By Toon Bijnens
The Save the Tigris Campaign participated on 15 and 16 February in an international workshop in Basra, entitled “Basra Water Crisis, Shatt al-Arab Increasing Salinity and Measures to Control”, organized by the University of Basra in collaboration with the Province of Basra, under the patronage of the Basra Governor Dr. Al-Nasrawi. National and international experts, such as academics, consultants and governmental advisors, discussed their experiences and possible solutions to the city’s persisting salinity crisis. Four key topics were addressed during the workshop: economy, agriculture and environment; shortage in water resources; present and future requirements; and Tigris-Euphrates Rivers Basin dialogue.

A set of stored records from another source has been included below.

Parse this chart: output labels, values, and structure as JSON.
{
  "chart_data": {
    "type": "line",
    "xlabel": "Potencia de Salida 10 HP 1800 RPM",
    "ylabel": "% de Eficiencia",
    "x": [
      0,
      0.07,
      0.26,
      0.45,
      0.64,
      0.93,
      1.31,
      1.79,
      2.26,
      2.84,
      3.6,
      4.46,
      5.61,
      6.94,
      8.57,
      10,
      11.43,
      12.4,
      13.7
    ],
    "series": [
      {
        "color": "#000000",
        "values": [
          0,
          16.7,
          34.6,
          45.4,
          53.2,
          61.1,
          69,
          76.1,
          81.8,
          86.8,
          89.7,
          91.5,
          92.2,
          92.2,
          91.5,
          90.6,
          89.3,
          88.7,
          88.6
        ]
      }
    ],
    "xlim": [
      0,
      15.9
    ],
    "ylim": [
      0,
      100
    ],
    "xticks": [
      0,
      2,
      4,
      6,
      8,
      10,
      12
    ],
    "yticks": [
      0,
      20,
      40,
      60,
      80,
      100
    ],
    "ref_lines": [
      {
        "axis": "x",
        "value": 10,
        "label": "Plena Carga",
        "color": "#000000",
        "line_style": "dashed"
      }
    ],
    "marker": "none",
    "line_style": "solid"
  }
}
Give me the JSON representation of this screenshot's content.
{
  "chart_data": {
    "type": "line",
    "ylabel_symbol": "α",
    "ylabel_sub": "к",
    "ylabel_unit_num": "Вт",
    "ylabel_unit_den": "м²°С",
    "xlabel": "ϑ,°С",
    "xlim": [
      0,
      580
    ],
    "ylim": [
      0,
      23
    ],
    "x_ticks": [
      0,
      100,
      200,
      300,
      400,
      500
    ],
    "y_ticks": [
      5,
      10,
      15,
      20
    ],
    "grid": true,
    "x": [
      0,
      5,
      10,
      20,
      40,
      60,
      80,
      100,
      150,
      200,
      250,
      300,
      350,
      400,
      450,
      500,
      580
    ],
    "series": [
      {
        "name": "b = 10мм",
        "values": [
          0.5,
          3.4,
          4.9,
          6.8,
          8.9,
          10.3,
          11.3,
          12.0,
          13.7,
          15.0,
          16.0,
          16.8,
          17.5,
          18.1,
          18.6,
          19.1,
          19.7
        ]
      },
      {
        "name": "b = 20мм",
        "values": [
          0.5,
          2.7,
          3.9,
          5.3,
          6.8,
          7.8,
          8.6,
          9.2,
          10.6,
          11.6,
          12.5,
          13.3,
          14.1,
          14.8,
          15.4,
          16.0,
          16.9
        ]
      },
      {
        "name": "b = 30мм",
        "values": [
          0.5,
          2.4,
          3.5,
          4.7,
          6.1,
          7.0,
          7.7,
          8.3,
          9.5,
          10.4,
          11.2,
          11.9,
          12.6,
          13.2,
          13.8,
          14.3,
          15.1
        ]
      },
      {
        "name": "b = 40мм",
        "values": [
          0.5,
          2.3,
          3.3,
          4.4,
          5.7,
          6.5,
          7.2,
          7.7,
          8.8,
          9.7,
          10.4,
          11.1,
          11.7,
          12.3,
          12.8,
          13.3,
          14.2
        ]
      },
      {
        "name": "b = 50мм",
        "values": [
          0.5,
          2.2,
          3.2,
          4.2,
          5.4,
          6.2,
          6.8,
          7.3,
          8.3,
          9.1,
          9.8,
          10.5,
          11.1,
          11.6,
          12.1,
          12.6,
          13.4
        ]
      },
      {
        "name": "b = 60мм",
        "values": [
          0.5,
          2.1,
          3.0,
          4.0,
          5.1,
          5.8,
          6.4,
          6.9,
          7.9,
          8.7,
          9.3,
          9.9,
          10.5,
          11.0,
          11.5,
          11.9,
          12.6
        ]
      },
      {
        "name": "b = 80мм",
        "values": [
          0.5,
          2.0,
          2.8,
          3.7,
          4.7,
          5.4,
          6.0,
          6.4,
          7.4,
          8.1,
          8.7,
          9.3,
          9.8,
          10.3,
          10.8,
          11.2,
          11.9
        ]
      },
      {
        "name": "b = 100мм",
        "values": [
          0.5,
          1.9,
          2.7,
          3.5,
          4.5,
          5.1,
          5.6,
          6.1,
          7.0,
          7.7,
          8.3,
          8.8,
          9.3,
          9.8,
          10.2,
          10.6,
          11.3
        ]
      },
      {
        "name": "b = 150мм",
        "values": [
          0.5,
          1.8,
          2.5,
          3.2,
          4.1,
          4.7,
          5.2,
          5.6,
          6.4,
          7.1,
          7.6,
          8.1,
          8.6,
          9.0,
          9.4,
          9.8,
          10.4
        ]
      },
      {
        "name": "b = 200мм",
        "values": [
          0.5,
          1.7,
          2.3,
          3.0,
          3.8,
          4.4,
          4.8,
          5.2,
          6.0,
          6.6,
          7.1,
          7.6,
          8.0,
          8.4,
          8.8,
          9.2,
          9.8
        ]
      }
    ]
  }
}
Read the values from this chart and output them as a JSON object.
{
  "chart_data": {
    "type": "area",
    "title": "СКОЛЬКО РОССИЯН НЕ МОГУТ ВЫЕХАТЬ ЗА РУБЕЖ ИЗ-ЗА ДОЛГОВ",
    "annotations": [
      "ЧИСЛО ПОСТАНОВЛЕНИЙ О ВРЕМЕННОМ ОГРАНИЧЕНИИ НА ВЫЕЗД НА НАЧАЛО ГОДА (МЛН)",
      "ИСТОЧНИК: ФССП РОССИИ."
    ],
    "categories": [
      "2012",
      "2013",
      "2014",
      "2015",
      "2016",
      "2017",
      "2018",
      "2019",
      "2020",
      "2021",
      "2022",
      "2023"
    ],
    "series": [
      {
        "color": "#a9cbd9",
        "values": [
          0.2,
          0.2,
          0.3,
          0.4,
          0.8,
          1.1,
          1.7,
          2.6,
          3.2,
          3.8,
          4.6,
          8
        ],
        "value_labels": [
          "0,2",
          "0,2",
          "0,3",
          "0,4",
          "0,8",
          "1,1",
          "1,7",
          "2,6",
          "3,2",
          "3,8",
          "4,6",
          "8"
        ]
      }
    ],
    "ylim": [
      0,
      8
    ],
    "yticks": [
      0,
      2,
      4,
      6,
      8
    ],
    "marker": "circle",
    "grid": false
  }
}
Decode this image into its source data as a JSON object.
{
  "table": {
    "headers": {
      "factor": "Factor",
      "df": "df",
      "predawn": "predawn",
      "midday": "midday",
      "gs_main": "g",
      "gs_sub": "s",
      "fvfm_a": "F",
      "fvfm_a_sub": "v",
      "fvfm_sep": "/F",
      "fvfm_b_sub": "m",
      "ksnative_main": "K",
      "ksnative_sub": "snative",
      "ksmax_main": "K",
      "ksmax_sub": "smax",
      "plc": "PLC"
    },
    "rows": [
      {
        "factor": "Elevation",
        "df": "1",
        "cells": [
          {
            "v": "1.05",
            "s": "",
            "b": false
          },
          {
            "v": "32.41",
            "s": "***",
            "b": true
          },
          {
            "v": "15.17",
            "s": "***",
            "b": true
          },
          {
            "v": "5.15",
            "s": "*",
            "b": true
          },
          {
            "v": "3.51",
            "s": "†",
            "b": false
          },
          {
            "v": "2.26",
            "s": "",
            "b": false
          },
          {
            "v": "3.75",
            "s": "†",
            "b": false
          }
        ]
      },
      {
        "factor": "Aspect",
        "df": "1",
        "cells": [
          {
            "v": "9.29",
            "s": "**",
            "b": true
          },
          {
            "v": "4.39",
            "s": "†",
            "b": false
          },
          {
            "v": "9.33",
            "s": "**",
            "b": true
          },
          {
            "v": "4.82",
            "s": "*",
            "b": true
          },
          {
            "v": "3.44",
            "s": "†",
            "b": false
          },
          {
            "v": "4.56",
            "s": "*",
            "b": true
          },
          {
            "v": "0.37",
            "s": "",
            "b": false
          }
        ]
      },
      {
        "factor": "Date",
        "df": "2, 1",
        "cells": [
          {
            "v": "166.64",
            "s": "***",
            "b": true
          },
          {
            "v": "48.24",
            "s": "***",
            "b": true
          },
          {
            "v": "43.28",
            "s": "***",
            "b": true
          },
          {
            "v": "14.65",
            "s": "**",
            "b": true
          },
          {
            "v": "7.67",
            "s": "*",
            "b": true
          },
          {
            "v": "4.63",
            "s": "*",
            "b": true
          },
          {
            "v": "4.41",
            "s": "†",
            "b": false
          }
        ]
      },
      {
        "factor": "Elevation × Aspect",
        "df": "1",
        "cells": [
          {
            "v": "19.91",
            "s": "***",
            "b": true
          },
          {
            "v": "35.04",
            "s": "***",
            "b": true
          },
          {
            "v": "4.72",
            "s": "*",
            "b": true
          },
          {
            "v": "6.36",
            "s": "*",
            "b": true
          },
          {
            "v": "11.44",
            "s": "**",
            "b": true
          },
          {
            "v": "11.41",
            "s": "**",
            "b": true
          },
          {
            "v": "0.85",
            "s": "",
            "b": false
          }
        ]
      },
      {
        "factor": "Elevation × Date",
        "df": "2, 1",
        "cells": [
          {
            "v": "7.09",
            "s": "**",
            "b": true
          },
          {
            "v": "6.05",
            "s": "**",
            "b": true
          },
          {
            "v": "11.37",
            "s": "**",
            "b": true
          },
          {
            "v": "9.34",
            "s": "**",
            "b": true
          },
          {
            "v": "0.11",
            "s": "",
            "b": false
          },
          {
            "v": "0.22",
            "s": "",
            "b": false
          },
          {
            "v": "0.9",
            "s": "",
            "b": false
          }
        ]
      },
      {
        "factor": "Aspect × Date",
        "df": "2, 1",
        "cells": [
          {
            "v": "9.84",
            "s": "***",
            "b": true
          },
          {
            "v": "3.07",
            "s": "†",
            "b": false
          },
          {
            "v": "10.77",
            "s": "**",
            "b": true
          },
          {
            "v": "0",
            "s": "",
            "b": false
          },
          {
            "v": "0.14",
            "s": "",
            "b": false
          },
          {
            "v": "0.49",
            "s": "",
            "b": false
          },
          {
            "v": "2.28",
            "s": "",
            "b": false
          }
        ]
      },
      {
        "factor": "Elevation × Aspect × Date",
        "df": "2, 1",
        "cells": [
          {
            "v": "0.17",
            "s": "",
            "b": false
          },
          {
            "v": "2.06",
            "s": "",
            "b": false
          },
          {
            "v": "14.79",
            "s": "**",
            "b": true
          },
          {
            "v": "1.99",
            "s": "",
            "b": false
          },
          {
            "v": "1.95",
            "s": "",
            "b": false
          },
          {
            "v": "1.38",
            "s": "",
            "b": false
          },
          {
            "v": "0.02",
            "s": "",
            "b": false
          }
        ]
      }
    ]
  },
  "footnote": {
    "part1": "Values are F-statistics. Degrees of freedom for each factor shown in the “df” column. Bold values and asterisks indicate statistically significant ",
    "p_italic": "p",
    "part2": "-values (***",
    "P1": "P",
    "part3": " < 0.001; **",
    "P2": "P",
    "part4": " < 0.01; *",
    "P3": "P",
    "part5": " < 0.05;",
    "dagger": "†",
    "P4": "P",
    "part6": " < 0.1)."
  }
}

Basra is the point where the Tigris and Euphrates rivers unite into the Shatt al-Arab. In recent times, the city has been facing a serious fresh water shortage due to a decreasing river level, which resulted in salt water intrusion. The salinity levels of the Shatt al-Arab increased more than five-fold in the last month, as total dissolve solids, which measures water purity, increased from approximately 1000 to more than 6000. Although there are several causes related to this issue, the problems started in the 1990s as Turkey built several dams on the Euphrates river. As part of its GAP project, Turkey is now finishing the construction of the Ilisu dam on the Tigris river, which will have a huge impact on Iraq’s water provision. It will reduce fresh water levels in Tigris river by 25%. This impact will be mostly felt at the downstream end of the river, at which lies Basra. A further reduction in fresh water levels would even more increase the salinity levels in the Shatt al-Arab. Therefore the impact the Ilisu Dam, and to stop its construction, is most relevant for the city. The Save the Tigris Campaign urged participants to address the issue of the Ilisu Dam, which will exacerbate the existing water problem in Basra.
Experts during the workshop expressed their concern for dams such as Ilisu which are (being) constructed on the Tigris river basin outside of Iraq’s borders, in Iran and Turkey. They recognized the lack of data when it comes to future projections of the water quantity and quality in the Shatt al-Arab and the Tigris river. Academics expressed the need for an agreement between Turkey and Iraq based on equal shares of Tigris river waters, including an agreement on the quality and salinity levels of the water Turkey plans release downstream from the Ilisu Dam.
However, there is currently no agreement within sight. Turkey does not take the issue of the Ilisu Dam and the impact on its neighbors seriously, and this is partly due to the fact that a thorough impact assessment of the Ilisu Dam is lacking. Such a study could provide the Iraqi government with an important tool to negotiate, hereby strengthening Iraq’s position vis-à-vis Turkey. The Save the Tigris Campaign during the workshop called upon scientists and academics to produce an assessment of the Ilisu dam’s impact on water provision for Basra and Iraq, which could be an important tool to address the problem of the Ilisu Dam at the highest political level, between Turkey and Iraq.